La fièvre mélancolique de King Krule à L’Olympia

Pour son retour à Paris, King Krule a choisi d’embrasser L’Olympia de la plus belle manière qui soit, proposant un set équilibré entre trois albums neurasthéniques, sombres et aventureux 

« Is there anybody out there ? ». Depuis toujours, la musique d’Archy Marshall – plus connu sous le pseudonyme de King Krule – est possédée par la plus radicale des idées, la plus torturée mais aussi la plus universelle : l’irréversible sensation de solitude. En trois albums, moulés dans une sonorité atypique, entre le rock progressif et le sonic-blues dégoulinant sur le garage, Krule aura réussi à bâtir son propre univers. Un paysage mental de ses hantises, de son état mental en pleine évolution (après tout, il n’a que 25 ans), de ses aspirations, en tant que musicien, désormais connu sur la scène internationale.

En cette soirée de mars 2020, où l’Hiver arrive à son paroxysme, il vient présenter le dernier né de sa discographie, Man Alive ! (coup de cœur de la rédaction), sorte de condensé de ses deux précédentes œuvres (le coup d’envoi 6 Feet Beneath the Moon et l’errance tempetueuse The OOZ, petit chef-d’œuvre).
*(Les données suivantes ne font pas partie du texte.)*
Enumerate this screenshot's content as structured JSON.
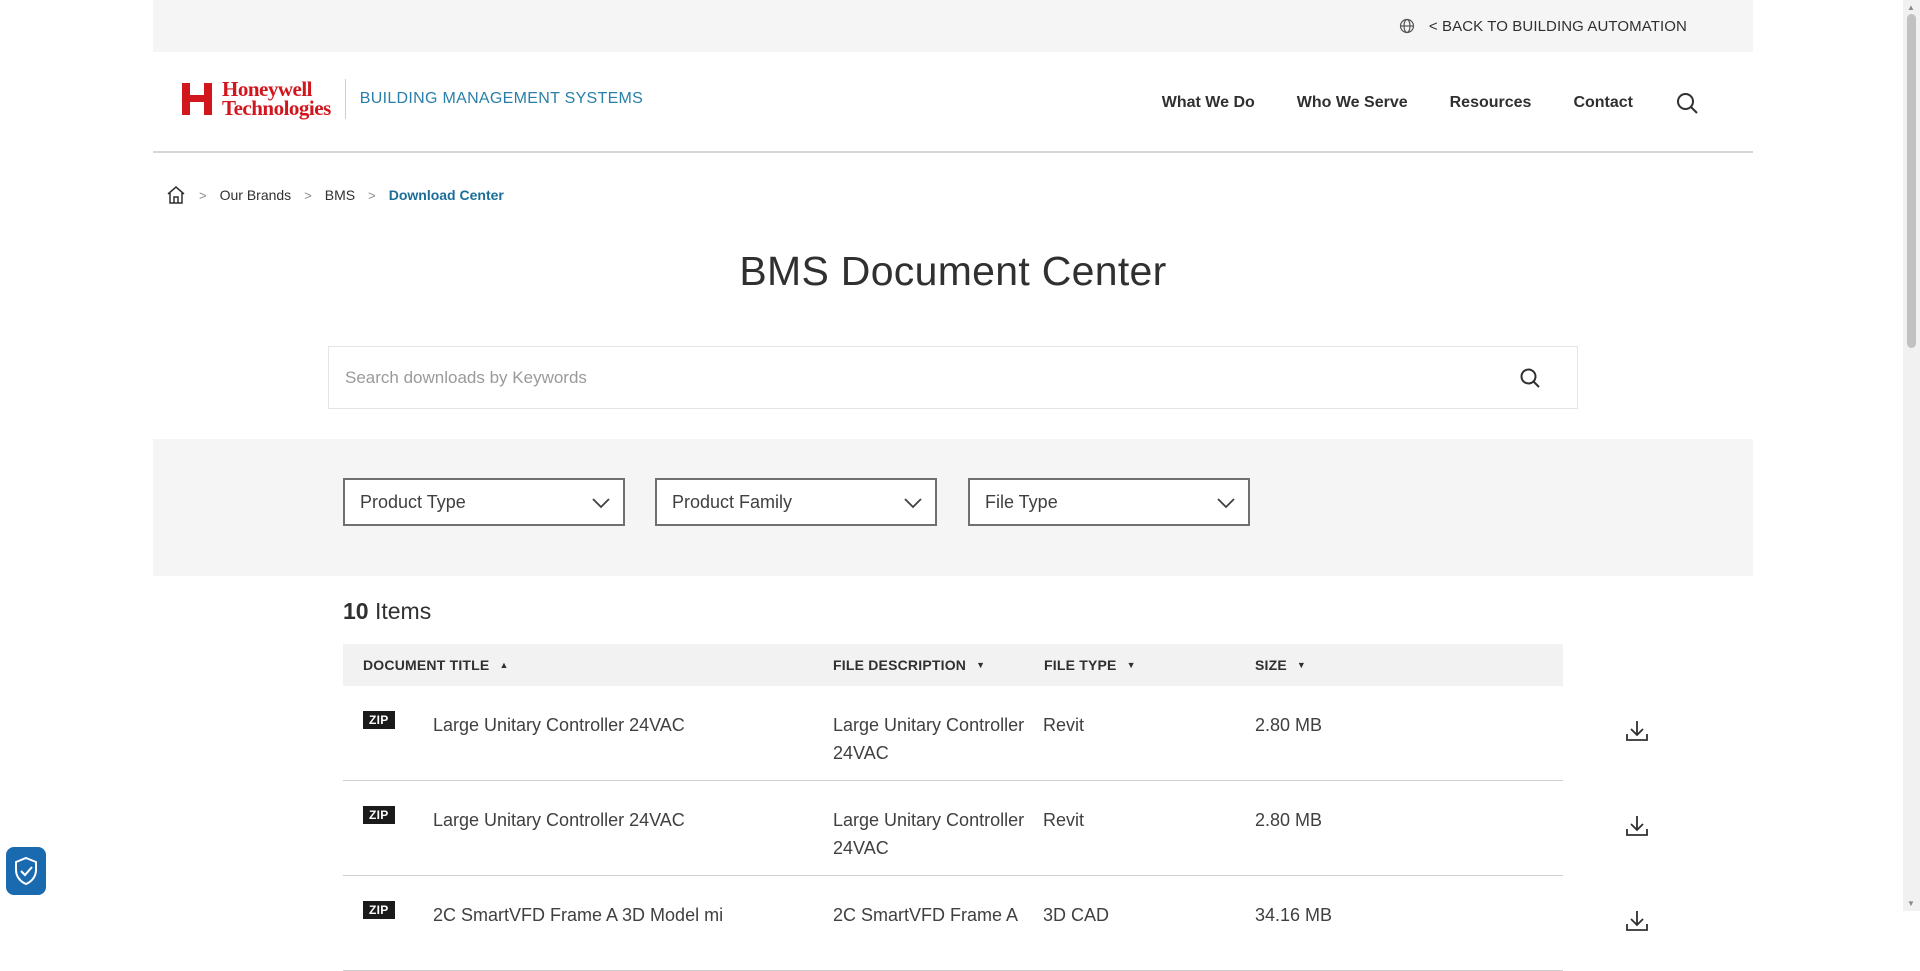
{
  "utility": {
    "back_label": "< BACK TO BUILDING AUTOMATION"
  },
  "header": {
    "logo_line1": "Honeywell",
    "logo_line2": "Technologies",
    "logo_sub": "BUILDING MANAGEMENT SYSTEMS",
    "nav": [
      {
        "label": "What We Do"
      },
      {
        "label": "Who We Serve"
      },
      {
        "label": "Resources"
      },
      {
        "label": "Contact"
      }
    ]
  },
  "breadcrumb": {
    "items": [
      "Our Brands",
      "BMS"
    ],
    "current": "Download Center",
    "separator": ">"
  },
  "page": {
    "title": "BMS Document Center"
  },
  "search": {
    "placeholder": "Search downloads by Keywords",
    "value": ""
  },
  "filters": [
    {
      "label": "Product Type"
    },
    {
      "label": "Product Family"
    },
    {
      "label": "File Type"
    }
  ],
  "results": {
    "count": "10",
    "count_label": "Items"
  },
  "table": {
    "headers": [
      {
        "label": "DOCUMENT TITLE",
        "sort": "▲"
      },
      {
        "label": "FILE DESCRIPTION",
        "sort": "▼"
      },
      {
        "label": "FILE TYPE",
        "sort": "▼"
      },
      {
        "label": "SIZE",
        "sort": "▼"
      }
    ],
    "rows": [
      {
        "badge": "ZIP",
        "title": "Large Unitary Controller 24VAC",
        "description": "Large Unitary Controller 24VAC",
        "file_type": "Revit",
        "size": "2.80 MB"
      },
      {
        "badge": "ZIP",
        "title": "Large Unitary Controller 24VAC",
        "description": "Large Unitary Controller 24VAC",
        "file_type": "Revit",
        "size": "2.80 MB"
      },
      {
        "badge": "ZIP",
        "title": "2C SmartVFD Frame A 3D Model mi",
        "description": "2C SmartVFD Frame A",
        "file_type": "3D CAD",
        "size": "34.16 MB"
      }
    ]
  },
  "colors": {
    "brand_red": "#d2161e",
    "link_blue": "#1a6e99",
    "filter_bg": "#f5f5f5"
  }
}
Et pourtant, ce nouvel opus n’est pas un rite de passage, ni un chapitre alternatif d’une œuvre en changement – il y a cette authenticité qui persiste, cette envie de nous plonger dans les tréfonds d’un caniveau plongé dans le crépuscule, dans la dépravation… Et dans cette noirceur, on y trouve une beauté nouvelle, un état de grâce, sentiment d’extase intense. 

Sans doute, l’énergie contrastée que provoque la musique de King Krule aura su envoûter L’Olympia, salle mythique de la ville lumière. Tant d’âmes y sont passées, y ont jouées leur plus grands titres. Marshall en a sûrement conscience, quand il nous emporte dans un tourbillon étourdissant de sons et lumières, sous riffs de guitares acérés et jeux de batterie aussi énergiques que mathématiques (« Dum Surfer », « A Lizard State », « Biscuit Town », plus tard dans le set « Rock Bottom » et « Stoned Again »). La basse de James Wilson est ronde, parfois maîtresse et englobe l’ensemble, apporte son lot de chaleur. A ses côtés, l’homme à tout faire Ignacio Salvadores donne vie à son saxophone. Il monopolise l’attention, le temps d’un envoûtant solo dans « Underclass », un des meilleurs titres du dernier opus.

Reste que la présence globale du groupe fonctionne en un tout absolument implacable : outre les talents indéniables de chaque artiste, il y a cette envie de jouer ensemble. Après un passage nébuleux (« Energy Fleets », « (A Slide In) New Drugs »), la magnifique « The OOZ » vient fracturer le set et annonce le dernier acte. Le concert est suspendu, le temps d’une ballade lunaire, où la foule baigne dans un bleu océanique. Un moment de grâce avant « Baby Blue » et « Easy Easy », deux des titres les plus attendus de la soirée.

La voix du crooner se laisse alors submergée par un public bouillonnant – mais jusque-là un tantinet timide, presque omnibulé par le moindre acte héroïque des musiciens. Sous les coups d’un dernier orage électrique, les lumières s’éteignent quelques instants. Elles reviennent à la vie le temps d’un morceau épilogue, « Out Getting Gibs », où Krule commence en solo. Mais justement, il n’est plus seul. Ses musiciens le rejoignent et ensemble, nous emmènent dans une dernière valse bluesy. L’enfant terrible, le Zoo kid de la scène britannique écrase sa guitare sur le sol et disparait dans un torrent d’applaudissements. 

King Krule @ L’Olympia – 04/03/20

Has This Hit?

Dum Surfer

A Lizard State

Perfecto Miserable

Alone, Omen 3

(Don’t Let the Dragon) Draag On

Cellular

Biscuit Town

Cadet Limbo

Rock Bottom

Little Wild

Stoned Again

Underclass

Energy Fleets

Half Man Half Shark

(A Slide In) New Drugs

The OOZ

Baby Blue

Please Complete Thee

Easy Easy

Encore:

Out Getting Ribs

King Krule se produira le 8 juin prochain au Transbordeur, à Lyon.